En plus des clichés photographiques faits par ses soins, il commercialise aussi dans sa collection « La Vendée pittoresque » des photos (celles de qualité) qu’il rachète souvent à ses collègues résidant sur place. Lucien Amiaud des Sables d’Olonne, Eugène Poupin de Mortagne-sur-Sèvre, Armand Robin de Fontenay-le-Comte, Victor Gouraud de Luçon, Robin (Papineau) de Chantonnay, Jules Denis de Clisson etc….
Une rue de Chantonnay, cliché Robin (N°353)

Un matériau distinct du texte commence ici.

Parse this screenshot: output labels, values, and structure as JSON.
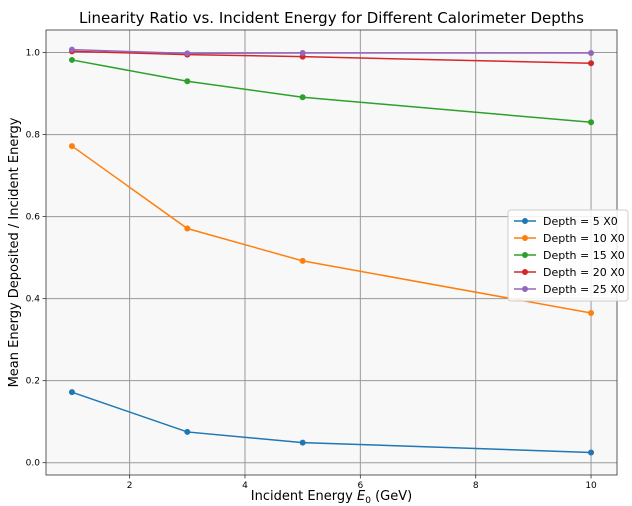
{
  "chart_data": {
    "type": "line",
    "title": "Linearity Ratio vs. Incident Energy for Different Calorimeter Depths",
    "xlabel_main": "Incident Energy ",
    "xlabel_var": "E",
    "xlabel_sub": "0",
    "xlabel_unit": " (GeV)",
    "ylabel": "Mean Energy Deposited / Incident Energy",
    "xlim": [
      0.55,
      10.45
    ],
    "ylim": [
      -0.03,
      1.055
    ],
    "xticks": [
      2,
      4,
      6,
      8,
      10
    ],
    "yticks": [
      0.0,
      0.2,
      0.4,
      0.6,
      0.8,
      1.0
    ],
    "xtick_labels": [
      "2",
      "4",
      "6",
      "8",
      "10"
    ],
    "ytick_labels": [
      "0.0",
      "0.2",
      "0.4",
      "0.6",
      "0.8",
      "1.0"
    ],
    "grid": true,
    "legend_position": "right",
    "x": [
      1,
      3,
      5,
      10
    ],
    "series": [
      {
        "name": "Depth = 5 X0",
        "color": "#1f77b4",
        "values": [
          0.172,
          0.075,
          0.049,
          0.025
        ]
      },
      {
        "name": "Depth = 10 X0",
        "color": "#ff7f0e",
        "values": [
          0.772,
          0.571,
          0.492,
          0.365
        ]
      },
      {
        "name": "Depth = 15 X0",
        "color": "#2ca02c",
        "values": [
          0.982,
          0.93,
          0.891,
          0.83
        ]
      },
      {
        "name": "Depth = 20 X0",
        "color": "#d62728",
        "values": [
          1.003,
          0.995,
          0.99,
          0.974
        ]
      },
      {
        "name": "Depth = 25 X0",
        "color": "#9467bd",
        "values": [
          1.007,
          0.998,
          0.999,
          0.999
        ]
      }
    ]
  }
}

Au moment de la première guerre mondiale, en raison de son âge et de sa réforme, il n’est pas appelé aux combats mais il est tout de même incorporé à l’arrière le 21 mai 1915 et employé à des tâches à caractère commercial ou industriel, entre des périodes de sursis d’appel. Il s’installe alors à Paris 33 rue des Bois (19ème arrondissement) le 11 mai 1915. Il quitte ainsi définitivement La Vendée et ne reviendra pas s’y réinstaller. Il n’éditera plus de cartes postales. La suite de sa vie ne nous est pas connue. Il est mort à Mantes-la-jolie le 12 mars 1956.
Le Régiment devant son magasin à la veille de la guerre (N°704).

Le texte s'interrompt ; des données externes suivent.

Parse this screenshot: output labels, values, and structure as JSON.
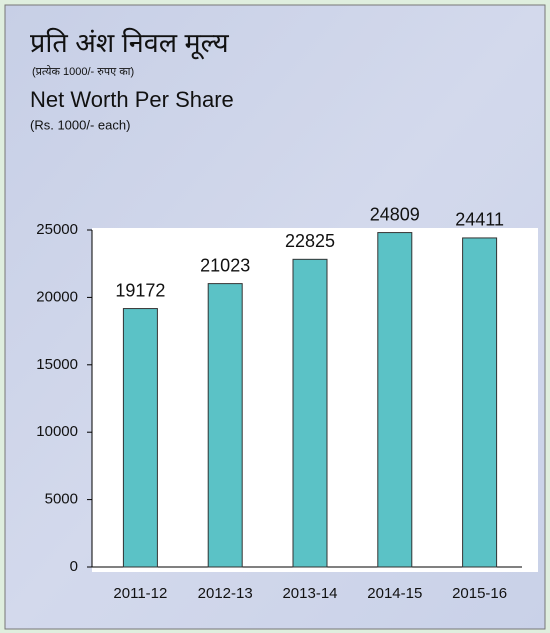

La collection « Le Vendée Pittoresque » va lui survivre quelques années. Plusieurs photographes vont continuer à l’alimenter en poursuivant la même liste des numéros, mais avec des caractères d’imprimerie différents. Puis Eugène Poupin la prend en charge jusqu’à sa propre mort en 1917 et la lègue à son gendre Victor Jehly (Jehly-Poupin), qui s’en sert pour faire beaucoup de retirages successifs au-delà de la première guerre mondiale.